7 Jun 2013

Fairfax Australia to launch website paywalls

9:05 am on 7 June 2013

Fairfax Media says its flagship online Australian publications will go behind a paywall from early next month, and its New Zealand publications will follow.

The Australasian media company says the Sydney Morning Herald and The Age websites will launch metered paywalls on 2 July.

Readers will have access to 30 free articles a month but will have to pay for more.

In New Zealand both Fairfax and New Zealand Herald publisher APN are expected to introduce paywalls but neither have given details.

A media studies lecturer at AUT says only the likes of Google are making big money from online ads.

Merja Mullylahti has researched paywalls around the world and says so far they are only contributing a fraction to total newpaper revenues.

"For example in New York Times the paywalls create roughly 7.2% of the company's total circulation revenue, and if that's the case it's not even one tenth of its revenue.

"In the short term they are not on their own viable business models."

Ms Mullylahti says newspapers are still experimenting and often remove the charges when there are major news events, to attract more viewers.

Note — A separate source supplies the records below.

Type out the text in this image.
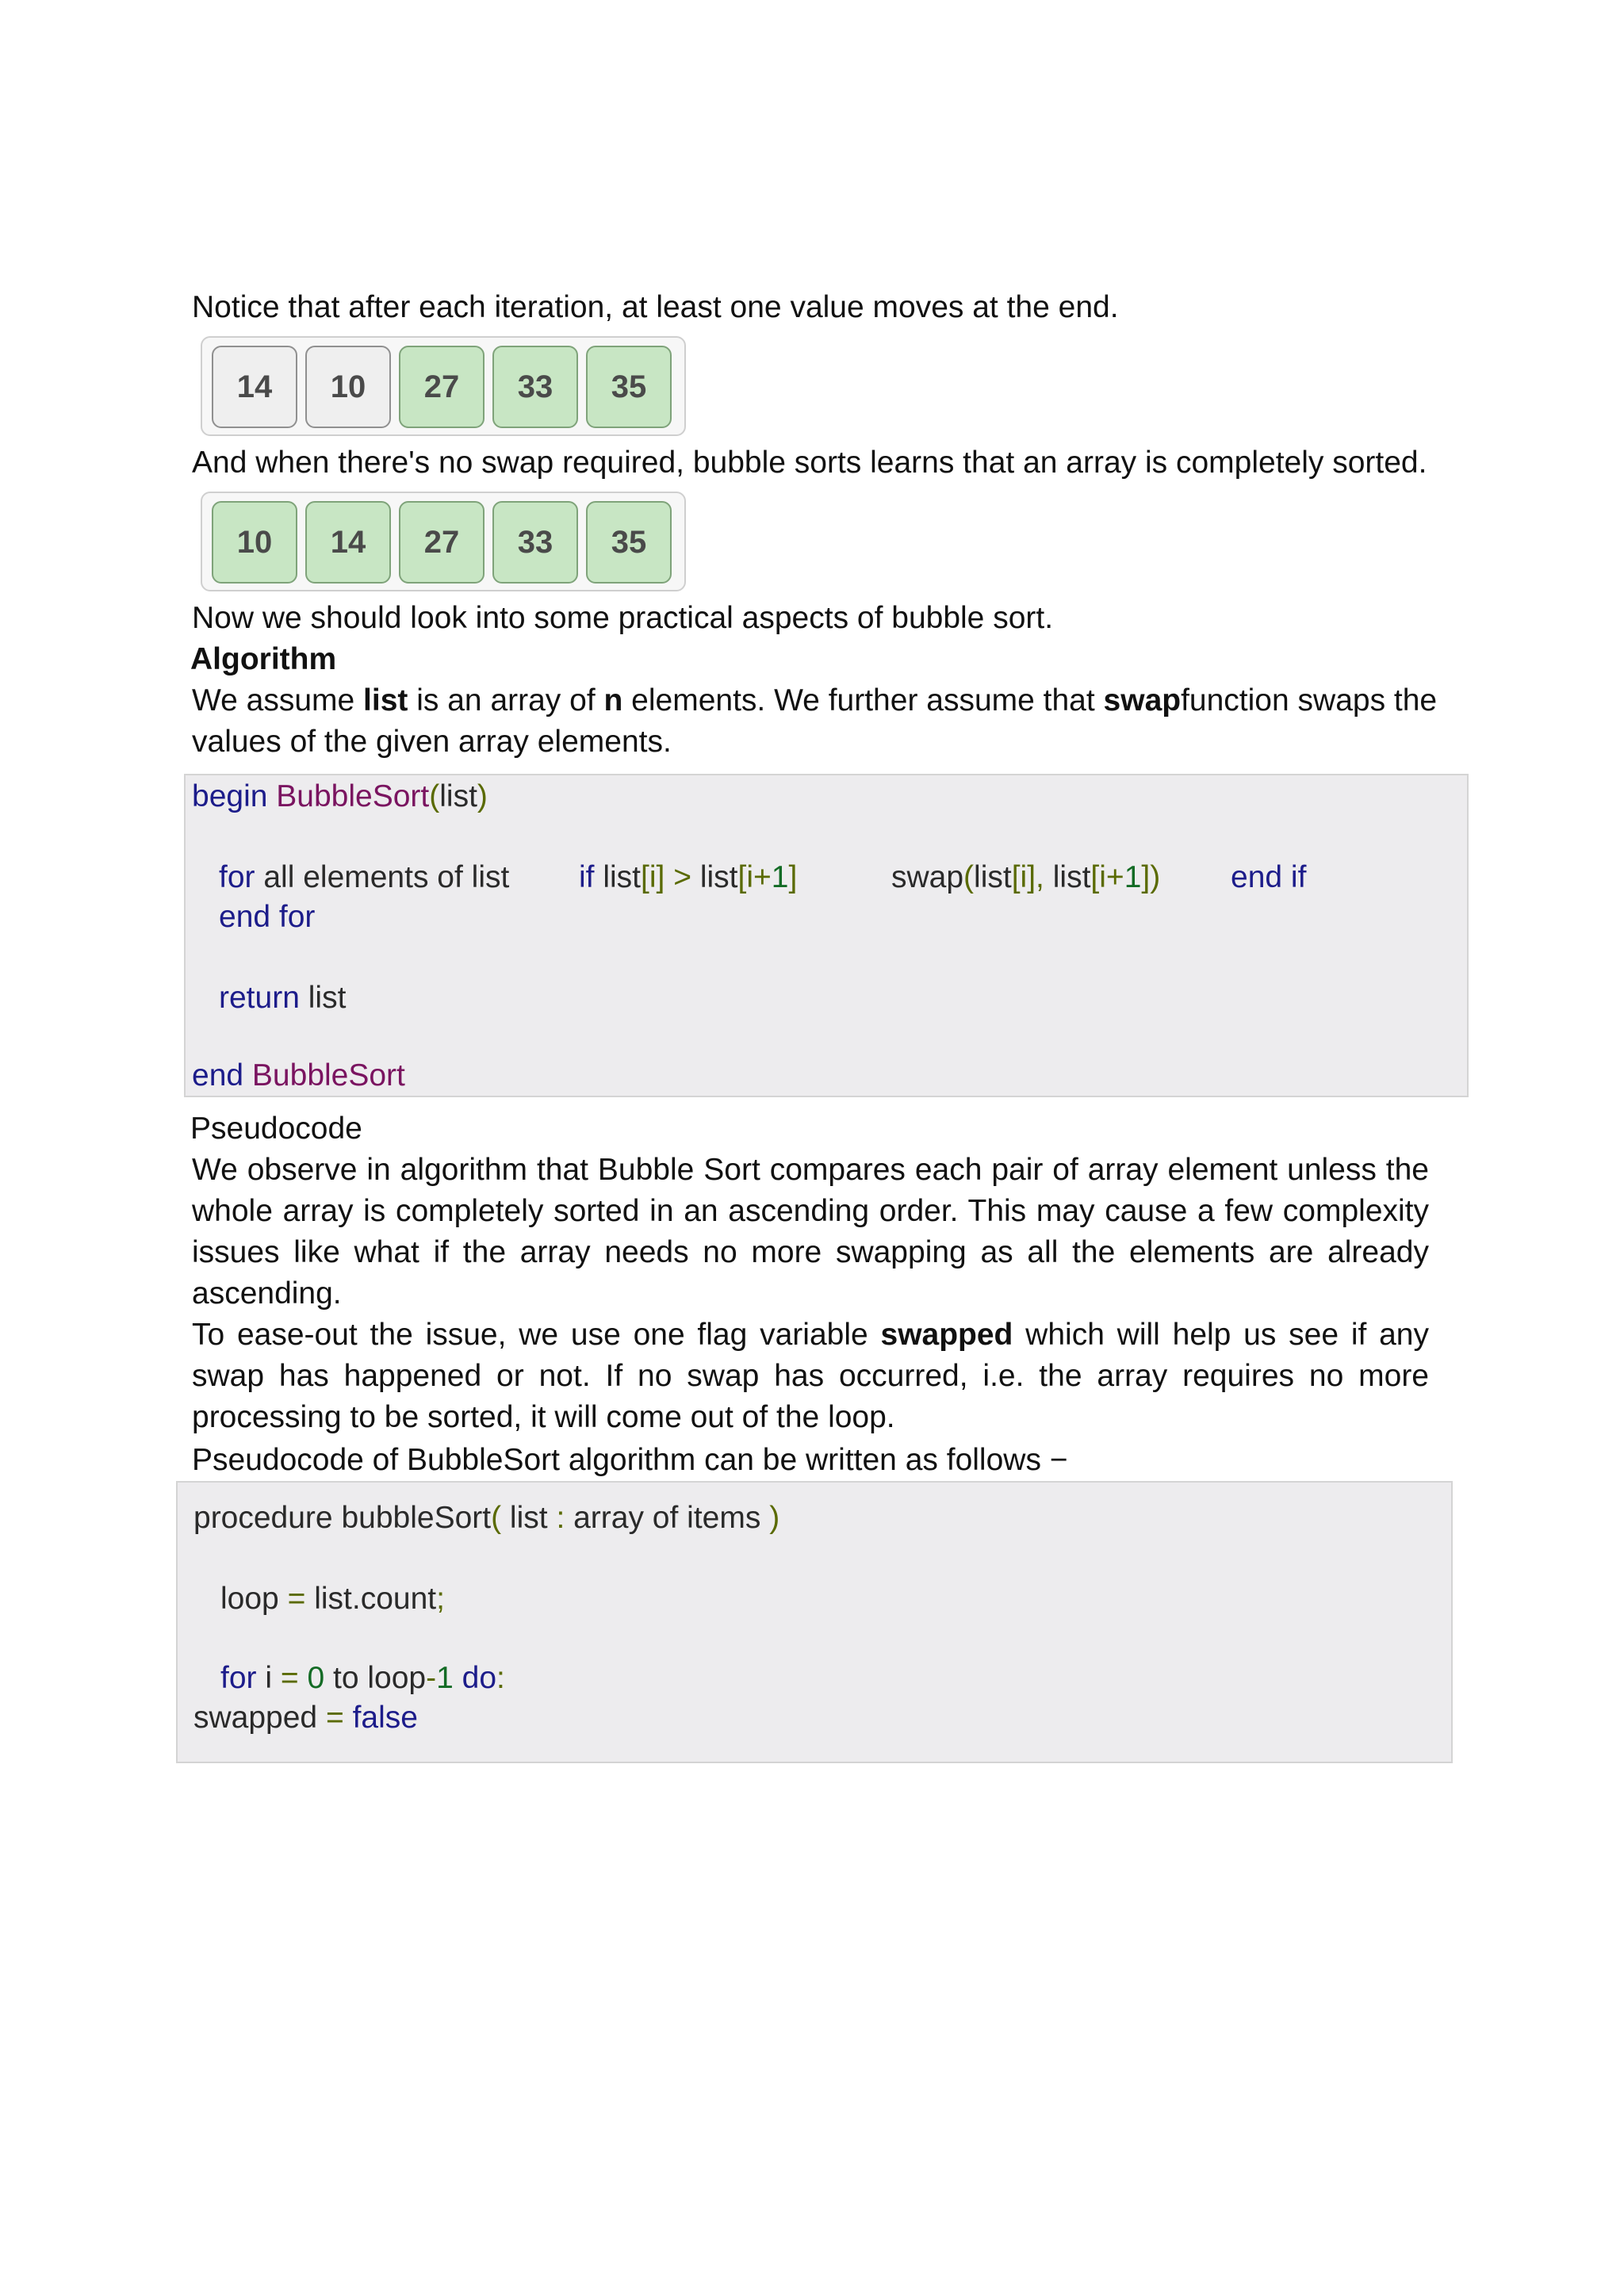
Notice that after each iteration, at least one value moves at the end.
14	10	27	33	35
And when there's no swap required, bubble sorts learns that an array is completely sorted.
10	14	27	33	35
Now we should look into some practical aspects of bubble sort.
Algorithm
We assume list is an array of n elements. We further assume that swapfunction swaps the
values of the given array elements.
begin BubbleSort(list)
for all elements of list if list[i] > list[i+1]	swap(list[i], list[i+1]) end if
end for
return list
end BubbleSort
Pseudocode
We observe in algorithm that Bubble Sort compares each pair of array element unless the whole array is completely sorted in an ascending order. This may cause a few complexity issues like what if the array needs no more swapping as all the elements are already ascending.
To ease-out the issue, we use one flag variable swapped which will help us see if any swap has happened or not. If no swap has occurred, i.e. the array requires no more processing to be sorted, it will come out of the loop.
Pseudocode of BubbleSort algorithm can be written as follows −
procedure bubbleSort( list : array of items )
loop = list.count;
for i = 0 to loop-1 do:
swapped = false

But she says newspapers need to find ways of making money at the times when people most want to read the news.

Ms Mullylahti says the online newspaper industry is experimenting desperately because it doesn't make enough money to keep newsrooms running and pay for journalists.

She says the paywall is one type of evolving business model, and in the future the newspapers will need to find a variety of sources for their income.

Ms Mullylahti says the New Zealand Listener and the National Business Review are the only New Zealand publishers charging to view their online editions.

She says National Business Review makes around $500,000 a year from its paywall, with almost half of subscribers reading content online.